Appendix B. Signals

gtkmm widget classes have signal accessor methods, such as Gtk::Button::signal_clicked(), which allow you to connect your signal handler. Thanks to the flexibility of libsigc++, the callback library used by gtkmm, the signal handler can be almost any kind of function, but you will probably want to use a class method. Among GTK C coders, these signal handlers are often named callbacks.

Here's an example of a signal handler being connected to a signal:

#include <gtkmm/button.h>

void on_button_clicked()
{
  std::cout << "Hello World" << std::endl;
}

class some_class
{
public:
  some_class
  {
    button.signal_clicked().connect(sigc::ptr_fun(&on_button_clicked));
  }
private:
  Gtk::Button button {"Hello World"};
};

There's rather a lot to think about in this (non-functional) code. First let's identify the parties involved:

Now let's look at the connection again:

    ...
    button.signal_clicked().connect(sigc::ptr_fun(&on_button_clicked));
    ...

Note that we don't pass a pointer to on_button_clicked() directly to the signal's connect() method. Instead, we call sigc::ptr_fun(), and pass the result to connect().

sigc::ptr_fun() generates a sigc::slot. A slot is an object which looks and feels like a function, but is actually an object. These are also known as function objects, or functors. sigc::ptr_fun() generates a slot for a standalone function or static method. sigc::mem_fun() generates a slot for a member method of a particular instance.

A C++ lambda expression is a functor which can be implicitly converted to a sigc::slot in the call to connect(). A lambda expression can be used instead of sigc::ptr_fun(). It's also possible to use a lambda expression instead of sigc::mem_fun(), but then you won't get automatic disconnection of the signal handler when a sigc::trackable-derived object goes out of scope.

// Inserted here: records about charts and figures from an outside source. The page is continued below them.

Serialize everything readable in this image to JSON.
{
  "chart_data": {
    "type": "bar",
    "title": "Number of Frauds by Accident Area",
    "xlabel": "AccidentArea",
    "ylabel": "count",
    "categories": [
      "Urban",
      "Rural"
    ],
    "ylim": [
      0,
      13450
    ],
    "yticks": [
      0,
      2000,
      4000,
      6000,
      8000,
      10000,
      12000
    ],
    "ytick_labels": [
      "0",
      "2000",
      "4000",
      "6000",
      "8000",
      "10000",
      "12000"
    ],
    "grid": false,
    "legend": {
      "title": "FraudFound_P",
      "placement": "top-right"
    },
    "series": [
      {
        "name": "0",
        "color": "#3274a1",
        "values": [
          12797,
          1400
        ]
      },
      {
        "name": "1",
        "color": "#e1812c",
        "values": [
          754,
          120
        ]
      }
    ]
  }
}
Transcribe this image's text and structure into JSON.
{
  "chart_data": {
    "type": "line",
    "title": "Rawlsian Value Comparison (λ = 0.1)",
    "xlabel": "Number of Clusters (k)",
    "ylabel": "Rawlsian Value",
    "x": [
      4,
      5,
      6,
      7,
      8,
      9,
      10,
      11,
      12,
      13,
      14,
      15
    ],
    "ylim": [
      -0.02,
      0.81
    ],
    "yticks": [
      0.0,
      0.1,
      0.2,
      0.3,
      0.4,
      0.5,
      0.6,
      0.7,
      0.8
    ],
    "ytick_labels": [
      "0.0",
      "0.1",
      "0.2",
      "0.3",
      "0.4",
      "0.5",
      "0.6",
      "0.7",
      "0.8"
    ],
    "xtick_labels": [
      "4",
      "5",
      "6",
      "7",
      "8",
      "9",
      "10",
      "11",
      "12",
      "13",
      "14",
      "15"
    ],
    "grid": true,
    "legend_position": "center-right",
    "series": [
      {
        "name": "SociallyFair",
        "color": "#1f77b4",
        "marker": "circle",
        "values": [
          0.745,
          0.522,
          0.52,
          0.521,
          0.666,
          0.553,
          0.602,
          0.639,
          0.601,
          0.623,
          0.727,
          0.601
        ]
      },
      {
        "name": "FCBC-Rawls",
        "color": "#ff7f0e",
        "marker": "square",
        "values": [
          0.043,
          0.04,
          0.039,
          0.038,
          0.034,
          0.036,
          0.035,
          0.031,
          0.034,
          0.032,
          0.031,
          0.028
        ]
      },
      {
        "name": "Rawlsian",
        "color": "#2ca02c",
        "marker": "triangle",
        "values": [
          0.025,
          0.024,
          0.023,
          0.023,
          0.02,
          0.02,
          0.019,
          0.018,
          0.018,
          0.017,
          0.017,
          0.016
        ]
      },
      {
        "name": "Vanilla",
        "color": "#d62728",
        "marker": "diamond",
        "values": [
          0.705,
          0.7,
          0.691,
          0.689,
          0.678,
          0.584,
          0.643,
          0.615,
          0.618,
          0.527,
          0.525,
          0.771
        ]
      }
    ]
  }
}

Here's a slightly larger example of slots in action:

#include <gtkmm/button.h>

void on_button_clicked()
{
  std::cout << "Hello World" << std::endl;
}

class some_class
{
public:
  some_class
  {
    button.signal_clicked().connect(sigc::ptr_fun(&on_button_clicked));
    button.signal_clicked().connect(sigc::mem_fun(*this, &some_class::on_button_clicked));
  }
  void on_button_clicked();
private:
  Gtk::Button button {"Hello World"};
};

The first call to connect() is just like the one we saw last time; nothing new here.

The next is more interesting. sigc::mem_fun() is called with two arguments. The first argument is *this, which is the object that our new slot will be pointing at. The second argument is a pointer to one of its methods. This particular version of sigc::mem_fun() creates a slot which will, when "called", call the pointed-to method of the specified object.

Another thing to note about this example is that we made the call to connect() twice for the same signal object. This is perfectly fine - when the button is clicked, both signal handlers will be called.

We just told you that the button's clicked signal is expecting to call a method with no arguments. All signals have requirements like this - you can't hook a function with two arguments to a signal expecting none (unless you use an adapter, such as sigc::bind(), of course). Therefore, it's important to know what type of signal handler you'll be expected to connect to a given signal.